Cameron is the fugitive kind, a pinball life desperately close to tilting. After escaping from the cops (and telephone company repairmen) he stumbles into a World War and assumes a dead man's persona, an illusion within an illusion, where love and death carry both the weight of absolute reality and the ethereal quanta of Schrodinger's theorem. Floating above the chaos is the deific overlord Eli Cross who shouts truth in barbed words, a cruel manipulator who seeks to create this fictitious world, a Genesis in silver and nitrate. The film is his end and justifies the means, to birth the story in his own image and imagination. He embraces the rugged integrity of Cameron, allowing the fugitive to replace Bert, the stunt man who just died during a dangerous stunt. And Cameron struggles not to drown in the guilt of Bert's accidental death, a burden that may see him die doing the very same stunt!

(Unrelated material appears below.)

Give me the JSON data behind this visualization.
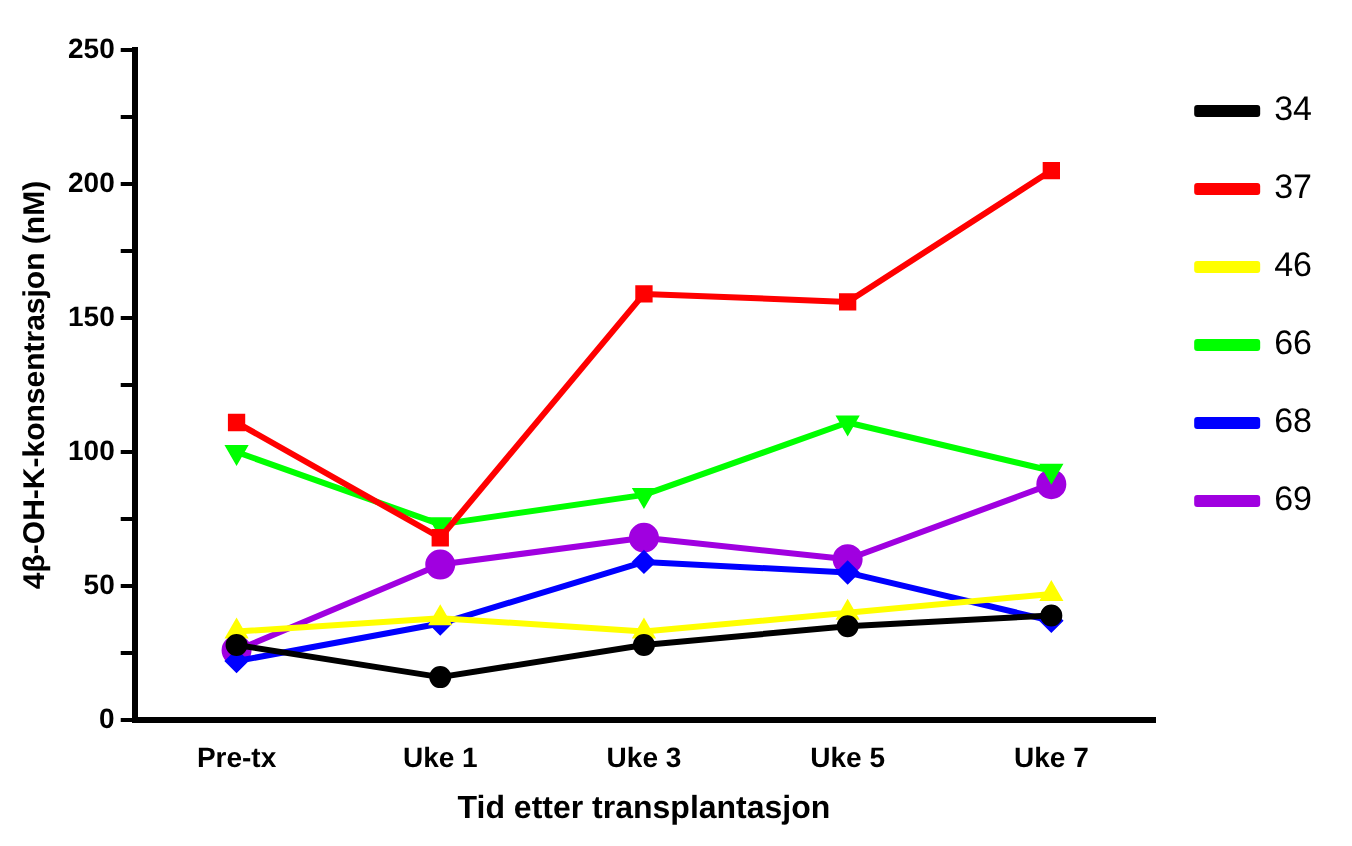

Richard Rush imbues his film (as Eli Cross does) with an absurd post modern realism that obscures audience expectations: he makes the viewer believe, if only for the run time of the film, in his insane and impossible constructed reality. Eli Cross redacts the script on a whim, adding a fornicating musical bear during a pivotal scene or asks his protagonist to dance on the wing of a plane: as the creator, he makes the audience believe in his vision as the ultimate power and control. But Rush does the same thing with the basic narrative: Why does no one question the death of Bert? Why is there no police investigation? Why doesn't anyone take this tragedy seriously? Rush answers these questions by deflecting them with banal situations such as a drunken cohort, bumbling police, and redacted dailies, then laughs behind his hand as the form overwhelms the substance.

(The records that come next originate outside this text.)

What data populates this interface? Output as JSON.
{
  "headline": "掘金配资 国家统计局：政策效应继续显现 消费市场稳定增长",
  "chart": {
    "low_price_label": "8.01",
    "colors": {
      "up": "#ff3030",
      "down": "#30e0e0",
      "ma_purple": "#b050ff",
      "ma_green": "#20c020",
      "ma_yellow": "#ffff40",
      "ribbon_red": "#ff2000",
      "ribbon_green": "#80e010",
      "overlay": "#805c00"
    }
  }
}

Peter O'Toole is a wonderfully Lean-ish caricature who presides over his people like a messiah, his harsh utterances orthodoxy. His performance is ripe with vainglory and vanity, yet betraying an utter contradiction of a kind man. O'Toole makes Eli Cross despicable at times but never unlikable. His comic timing is genius too. Steve Railsback as Cameron is also a conundrum, both gentle and furious, his soft eyes expressive and understanding yet humid like the jungles that birthed his fear. Railsback falters a bit in his romantic role but Barbara Hershey balances the scales. Her performance is more nuanced and sublime, expressing emotion on two distinct levels of understanding. Rush’s frenetic camerawork with lens flare transitions captures a film on the run, a runaway narrative of impartial intentions and ulterior motives. THE STUNT MAN is a very funny film but he who laughs first probably doesn't get the joke.